O dia de atos na Avenida Paulista, neste domingo (8/3/2026), ficou marcado pela presença do deputado Guto Zacarias (União Brasil), ligado ao Movimento Brasil Livre (MBL). Zacarias montou uma barraca na Paulista durante a manifestação contra o feminicídio, convocada por grupos de esquerda, tentando provocar os presentes. Em um cartaz improvisado, ele escreveu: “Pix de R$ 1 mil pra quem me convencer que Lula está fazendo um bom governo”.
A iniciativa de Zacarias provocou reação entre manifestantes da esquerda, que pediam que o deputado recuasse e deixasse a Paulista em paz. As tensões ficaram evidentes entre quem defende políticas de direita e quem defende pautas de combate à violência de gênero.
Pelas primeiras horas da manhã, outra mobilização ocorreu na mesma via: uma caminhada de apoiadores de políticas de direita, liderada pela vereadora Ana Carolina Oliveira (Podemos), mãe de Isabella Nardoni, morta aos 5 anos em 2008. Ela enfatizou a necessidade de cuidar das famílias das vítimas do feminicídio, afirmando que “precisamos falar sobre os cuidados com quem fica” em memória à filha.
Ao longo do dia, o ato da esquerda teve como pautas, além do combate ao feminicídio, a melhoria das condições de vida, fim da escala de trabalho 6×1, fim da violência policial contra pessoas negras e periféricas e a retomada do aborto legal no Hospital Vila Nova Cachoeirinha.
A cobertura inclui uma galeria de imagens que registra momentos-chave, com fotos de Fábio Vieira, correspondente da Metrópoles, mostrando a movimentação entre barracas e debates entre apoiadores de direita e grupos de esquerda.
Pela manhã, uma caminhada organizada por políticas de direita, com a vereadora Ana Carolina Oliveira, também ocupou a Paulista.
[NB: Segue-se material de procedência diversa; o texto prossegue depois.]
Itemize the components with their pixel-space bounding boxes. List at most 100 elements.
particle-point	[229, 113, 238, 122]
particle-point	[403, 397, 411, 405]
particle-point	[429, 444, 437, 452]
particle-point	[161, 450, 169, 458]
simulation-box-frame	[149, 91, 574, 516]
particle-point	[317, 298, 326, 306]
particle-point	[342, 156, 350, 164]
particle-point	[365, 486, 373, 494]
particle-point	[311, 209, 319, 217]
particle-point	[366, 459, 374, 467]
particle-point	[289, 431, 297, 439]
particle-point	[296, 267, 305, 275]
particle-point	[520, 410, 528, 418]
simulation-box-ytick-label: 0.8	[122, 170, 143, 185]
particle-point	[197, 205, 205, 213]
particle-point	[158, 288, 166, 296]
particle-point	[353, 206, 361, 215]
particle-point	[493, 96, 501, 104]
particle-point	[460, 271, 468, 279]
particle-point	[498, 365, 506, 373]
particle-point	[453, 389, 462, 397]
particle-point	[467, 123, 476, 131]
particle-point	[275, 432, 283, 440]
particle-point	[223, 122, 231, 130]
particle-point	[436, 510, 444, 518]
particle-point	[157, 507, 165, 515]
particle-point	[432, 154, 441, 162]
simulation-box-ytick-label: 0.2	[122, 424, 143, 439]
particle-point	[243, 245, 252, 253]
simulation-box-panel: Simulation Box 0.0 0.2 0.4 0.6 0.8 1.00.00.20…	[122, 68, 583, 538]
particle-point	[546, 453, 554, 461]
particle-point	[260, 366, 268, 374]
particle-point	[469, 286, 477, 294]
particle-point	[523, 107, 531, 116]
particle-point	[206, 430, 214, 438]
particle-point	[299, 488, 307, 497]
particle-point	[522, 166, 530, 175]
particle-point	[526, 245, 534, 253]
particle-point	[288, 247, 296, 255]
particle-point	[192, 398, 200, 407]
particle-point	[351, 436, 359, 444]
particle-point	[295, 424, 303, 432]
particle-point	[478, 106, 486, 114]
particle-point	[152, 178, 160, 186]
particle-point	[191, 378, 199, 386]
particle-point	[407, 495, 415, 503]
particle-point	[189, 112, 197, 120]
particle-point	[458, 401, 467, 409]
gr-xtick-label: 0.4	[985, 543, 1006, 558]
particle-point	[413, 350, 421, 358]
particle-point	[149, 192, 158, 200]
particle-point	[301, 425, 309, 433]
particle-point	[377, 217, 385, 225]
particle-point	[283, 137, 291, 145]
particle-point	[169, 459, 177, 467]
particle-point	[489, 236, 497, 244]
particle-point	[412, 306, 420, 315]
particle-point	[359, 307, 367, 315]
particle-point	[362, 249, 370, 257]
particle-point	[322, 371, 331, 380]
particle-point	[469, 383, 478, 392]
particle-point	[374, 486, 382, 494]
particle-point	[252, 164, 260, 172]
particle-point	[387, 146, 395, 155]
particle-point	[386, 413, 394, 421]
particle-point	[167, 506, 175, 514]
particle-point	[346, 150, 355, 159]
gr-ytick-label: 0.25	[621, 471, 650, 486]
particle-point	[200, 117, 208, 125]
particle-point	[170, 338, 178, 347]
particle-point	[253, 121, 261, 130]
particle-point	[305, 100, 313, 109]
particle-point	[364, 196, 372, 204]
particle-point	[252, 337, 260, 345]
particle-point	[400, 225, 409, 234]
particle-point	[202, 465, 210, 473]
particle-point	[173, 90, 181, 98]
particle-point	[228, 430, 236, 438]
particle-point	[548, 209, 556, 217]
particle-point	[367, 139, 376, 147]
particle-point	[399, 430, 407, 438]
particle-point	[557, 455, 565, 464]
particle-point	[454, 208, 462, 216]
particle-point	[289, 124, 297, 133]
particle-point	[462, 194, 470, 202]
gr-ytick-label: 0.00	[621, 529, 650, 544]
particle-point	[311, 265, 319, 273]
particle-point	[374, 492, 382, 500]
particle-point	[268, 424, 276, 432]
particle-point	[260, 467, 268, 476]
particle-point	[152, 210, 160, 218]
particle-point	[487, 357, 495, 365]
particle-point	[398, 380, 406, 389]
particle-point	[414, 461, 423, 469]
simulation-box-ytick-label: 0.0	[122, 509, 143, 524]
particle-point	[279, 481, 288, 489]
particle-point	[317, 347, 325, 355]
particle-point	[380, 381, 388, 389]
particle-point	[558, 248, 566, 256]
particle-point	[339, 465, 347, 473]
Ela destacou a necessidade de olhar para as famílias das vítimas de feminicídio e citou a filha Isabella Nardoni para reforçar o seu ponto sobre o cuidado com quem fica após a tragédia.
O dia de manifestações na via também destacou pautas da esquerda, incluindo o fim da violência policial contra o povo negro e periférico, a defesa de melhores condições de vida e trabalho, e a retomada do aborto legal no Hospital Vila Nova Cachoeirinha, além de combater a violência contra as mulheres.
Conferindo a cobertura, as imagens revelam a tensão entre apoio à agenda da direita e as demandas de grupos de esquerda, com a Paulista funcionando como palco das diferentes visões para o Dia Internacional da Mulher.
Se você acompanhou os acontecimentos ou tem uma opinião sobre as diferentes pautas apresentadas, compartilhe nos comentários como enxerga o papel de cada lado nesses atos e quais temas você considera mais relevantes para o debate público.